Artikel 9 Trossen en lijnen

Het is verboden:

  • 1.

    trossen, lijnen of kettingen anders vast te leggen dan aan de daarvoor bestemde werken of zodanig, dat deze werken daardoor naar het oordeel van de havenmeester schade kunnen lijden;

  • 2.

    trossen, lijnen, kettingen, uithouders enz. zodanig uit te brengen of vast te maken, of deze door het water te slepen, dat zij in het verkeer in de haven en het gebruik van de havenwerken of andere vaartuigen kunnen beschadigen of belemmeren;

  • 3.

    een vaartuig vast te maken met – naar het oordeel van de havenmeester – ondeugdelijke meerdraden of –touwen;

  • 4.

    zonder daartoe gerechtigd te zijn, in de haven een vaartuig af te meren, te verankeren, ligplaats in te nemen, zich in de haven op te houden, alsmede vanaf een vaartuig de steigers, taluds of wallenkant te betreden;

  • 5.

    het college is bevoegd trossen, kettingen, lijnen, uithouders enz., die in strijd met het bepaalde in de verordening zijn aangebracht los te gooien of te kappen.

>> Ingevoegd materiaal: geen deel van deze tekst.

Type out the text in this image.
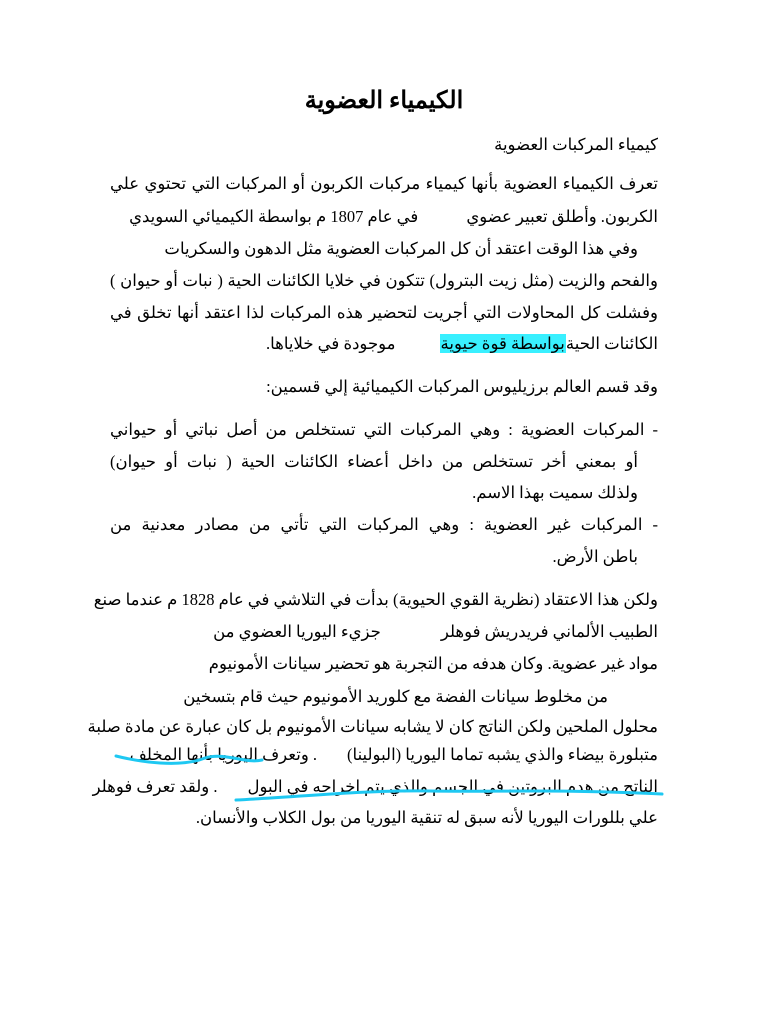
الكيمياء العضوية
كيمياء المركبات العضوية
تعرف الكيمياء العضوية بأنها كيمياء مركبات الكربون أو المركبات التي تحتوي علي
الكربون. وأطلق تعبير عضويفي عام 1807 م بواسطة الكيميائي السويدي
وفي هذا الوقت اعتقد أن كل المركبات العضوية مثل الدهون والسكريات
والفحم والزيت (مثل زيت البترول) تتكون في خلايا الكائنات الحية ( نبات أو حيوان )
وفشلت كل المحاولات التي أجريت لتحضير هذه المركبات لذا اعتقد أنها تخلق في
الكائنات الحيةبواسطة قوة حيويةموجودة في خلاياها.
وقد قسم العالم برزيليوس المركبات الكيميائية إلي قسمين:
- المركبات العضوية : وهي المركبات التي تستخلص من أصل نباتي أو حيواني
أو بمعني أخر تستخلص من داخل أعضاء الكائنات الحية ( نبات أو حيوان)
ولذلك سميت بهذا الاسم.
- المركبات غير العضوية : وهي المركبات التي تأتي من مصادر معدنية من
باطن الأرض.
ولكن هذا الاعتقاد (نظرية القوي الحيوية) بدأت في التلاشي في عام 1828 م عندما صنع
الطبيب الألماني فريدريش فوهلرجزيء اليوريا العضوي من
مواد غير عضوية. وكان هدفه من التجربة هو تحضير سيانات الأمونيوم
من مخلوط سيانات الفضة مع كلوريد الأمونيوم حيث قام بتسخين
محلول الملحين ولكن الناتج كان لا يشابه سيانات الأمونيوم بل كان عبارة عن مادة صلبة
متبلورة بيضاء والذي يشبه تماما اليوريا (البولينا). وتعرف اليوريا بأنها المخلف
الناتج من هدم البروتين في الجسم والذي يتم اخراجه في البول. ولقد تعرف فوهلر
علي بللورات اليوريا لأنه سبق له تنقية اليوريا من بول الكلاب والأنسان.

Artikel 10 Draaiende motoren

  • 1.

    Het is verboden om van een gemeerd liggend vaartuig de voorstuwer te laten werken, tenzij en voor zover nodig ter voorbereiding van het vertrek.

  • 2.

    Nadat een vaartuig is afgemeerd mogen de motor(en) van een vaartuig niet langer blijven draaien dan noodzakelijk is.

Artikel 11 Afmetingen

1. Het college bepaalt de maximale breedte en lengte die gesteld wordt aan vaartuigen die toegelaten worden tot de haven.

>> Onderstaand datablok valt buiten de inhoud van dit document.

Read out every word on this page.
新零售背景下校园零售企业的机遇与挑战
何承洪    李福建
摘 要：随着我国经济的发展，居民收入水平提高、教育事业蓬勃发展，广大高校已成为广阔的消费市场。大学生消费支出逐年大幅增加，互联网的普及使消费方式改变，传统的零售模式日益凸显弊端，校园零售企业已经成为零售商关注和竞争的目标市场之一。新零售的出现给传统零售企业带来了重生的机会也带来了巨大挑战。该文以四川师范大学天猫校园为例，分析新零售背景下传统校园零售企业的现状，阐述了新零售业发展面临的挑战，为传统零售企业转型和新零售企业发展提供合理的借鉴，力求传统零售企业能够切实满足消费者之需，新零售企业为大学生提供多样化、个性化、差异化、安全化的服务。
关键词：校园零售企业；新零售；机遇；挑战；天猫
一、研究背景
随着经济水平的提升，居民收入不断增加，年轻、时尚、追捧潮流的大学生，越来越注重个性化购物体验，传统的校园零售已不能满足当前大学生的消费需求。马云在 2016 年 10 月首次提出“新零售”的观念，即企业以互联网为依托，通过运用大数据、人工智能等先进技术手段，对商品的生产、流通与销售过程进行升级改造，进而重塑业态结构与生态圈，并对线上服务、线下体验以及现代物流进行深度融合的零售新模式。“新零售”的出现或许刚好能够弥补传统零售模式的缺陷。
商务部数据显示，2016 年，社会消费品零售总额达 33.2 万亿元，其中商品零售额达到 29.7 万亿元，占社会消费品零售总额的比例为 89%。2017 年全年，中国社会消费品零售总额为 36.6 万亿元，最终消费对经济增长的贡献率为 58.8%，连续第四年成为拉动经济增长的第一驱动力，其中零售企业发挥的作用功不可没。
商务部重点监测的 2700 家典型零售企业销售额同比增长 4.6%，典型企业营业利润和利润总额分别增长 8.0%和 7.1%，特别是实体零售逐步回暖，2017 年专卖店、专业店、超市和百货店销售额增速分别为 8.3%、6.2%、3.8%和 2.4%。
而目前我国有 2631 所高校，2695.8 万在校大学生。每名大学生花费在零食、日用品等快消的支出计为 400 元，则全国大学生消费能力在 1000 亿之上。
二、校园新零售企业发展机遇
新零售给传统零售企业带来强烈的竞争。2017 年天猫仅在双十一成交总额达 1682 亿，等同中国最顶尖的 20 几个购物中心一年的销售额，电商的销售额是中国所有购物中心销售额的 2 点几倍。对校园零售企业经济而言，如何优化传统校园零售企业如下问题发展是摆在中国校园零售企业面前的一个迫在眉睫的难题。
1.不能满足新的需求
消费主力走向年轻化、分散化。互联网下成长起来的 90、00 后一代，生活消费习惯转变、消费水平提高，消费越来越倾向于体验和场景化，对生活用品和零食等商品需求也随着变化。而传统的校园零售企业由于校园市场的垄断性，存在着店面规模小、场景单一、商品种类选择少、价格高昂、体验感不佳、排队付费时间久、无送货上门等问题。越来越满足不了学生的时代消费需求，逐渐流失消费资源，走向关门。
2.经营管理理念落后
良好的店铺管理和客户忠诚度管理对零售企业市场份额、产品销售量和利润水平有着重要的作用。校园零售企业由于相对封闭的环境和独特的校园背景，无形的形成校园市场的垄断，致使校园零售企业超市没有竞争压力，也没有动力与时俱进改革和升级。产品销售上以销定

2. Het college bepaalt de minimale vaarweg voor in- en uitvaart.

3. Het is verboden:

  • a.

    met een vaartuig in de haven te komen strijdig met het bepaalde in het eerste en tweede lid van dit artikel;

  • b.

    met een vaartuig in het midden of overdwars in de haven te liggen;

  • c.

    te meren waar dat niet is toegestaan, hetgeen door een bord of opschrift is aangegeven;

  • d.

    enig vaartuig onbeheerd, niet afgemeerd in de haven te laten drijven;

  • e.

    zich met enig vaartuig op zodanige wijze op te houden, af te meren c.q. stil te liggen dat de uit-, door-, of invaart van hulpdiensten op enigerlei wijze wordt belemmerd dan wel bemoeilijkt.

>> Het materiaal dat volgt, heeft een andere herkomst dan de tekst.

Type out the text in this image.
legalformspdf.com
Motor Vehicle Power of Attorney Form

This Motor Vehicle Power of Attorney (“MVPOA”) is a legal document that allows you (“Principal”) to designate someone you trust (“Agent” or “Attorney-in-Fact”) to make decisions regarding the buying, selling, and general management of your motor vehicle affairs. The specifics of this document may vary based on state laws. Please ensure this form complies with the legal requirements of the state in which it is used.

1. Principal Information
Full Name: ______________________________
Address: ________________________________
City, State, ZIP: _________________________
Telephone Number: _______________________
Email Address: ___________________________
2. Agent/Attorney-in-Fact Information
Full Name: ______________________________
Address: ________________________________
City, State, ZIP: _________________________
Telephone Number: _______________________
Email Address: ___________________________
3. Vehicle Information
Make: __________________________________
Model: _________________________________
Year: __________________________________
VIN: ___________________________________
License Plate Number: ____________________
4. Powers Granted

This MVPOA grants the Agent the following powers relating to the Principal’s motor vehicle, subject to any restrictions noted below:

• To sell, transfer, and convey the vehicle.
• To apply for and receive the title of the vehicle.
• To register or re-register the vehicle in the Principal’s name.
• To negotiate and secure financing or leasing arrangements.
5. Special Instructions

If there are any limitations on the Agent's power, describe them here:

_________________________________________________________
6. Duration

4. Het college is bevoegd ontheffing te verlenen van het bepaalde in lid 3, sub a en c van dit artikel.

Artikel 12 Vaarsnelheid

  • 1.

    De schipper is verplicht zorg te dragen dat het invaren, het uitvaren, het bevaren van de haven en het verhalen van het vaartuig, niet langer duurt dan nodig is.

  • 2.

    De haven in- en uitzeilen is alleen toegestaan in noodsituaties.

  • 3.

    In de haven geldt een maximum vaarsnelheid van 6 km/u

.

Artikel 13 Verhalen van vaartuigen

  • 1.

    Het college is bevoegd om zonder toestemming van de schipper, een in de haven gemeerd vaartuig los te maken, te verhalen of zich op het vaartuig te bevinden, indien noodzakelijk voor het goed beheer van de haven en / of in het kader van het algemene belang.

  • 2.

    De schipper dient ervoor zorg te dragen dat zijn vaartuig verhaald kan worden wanneer er sprake is van een situatie zoals gesteld in lid 1 van dit artikel.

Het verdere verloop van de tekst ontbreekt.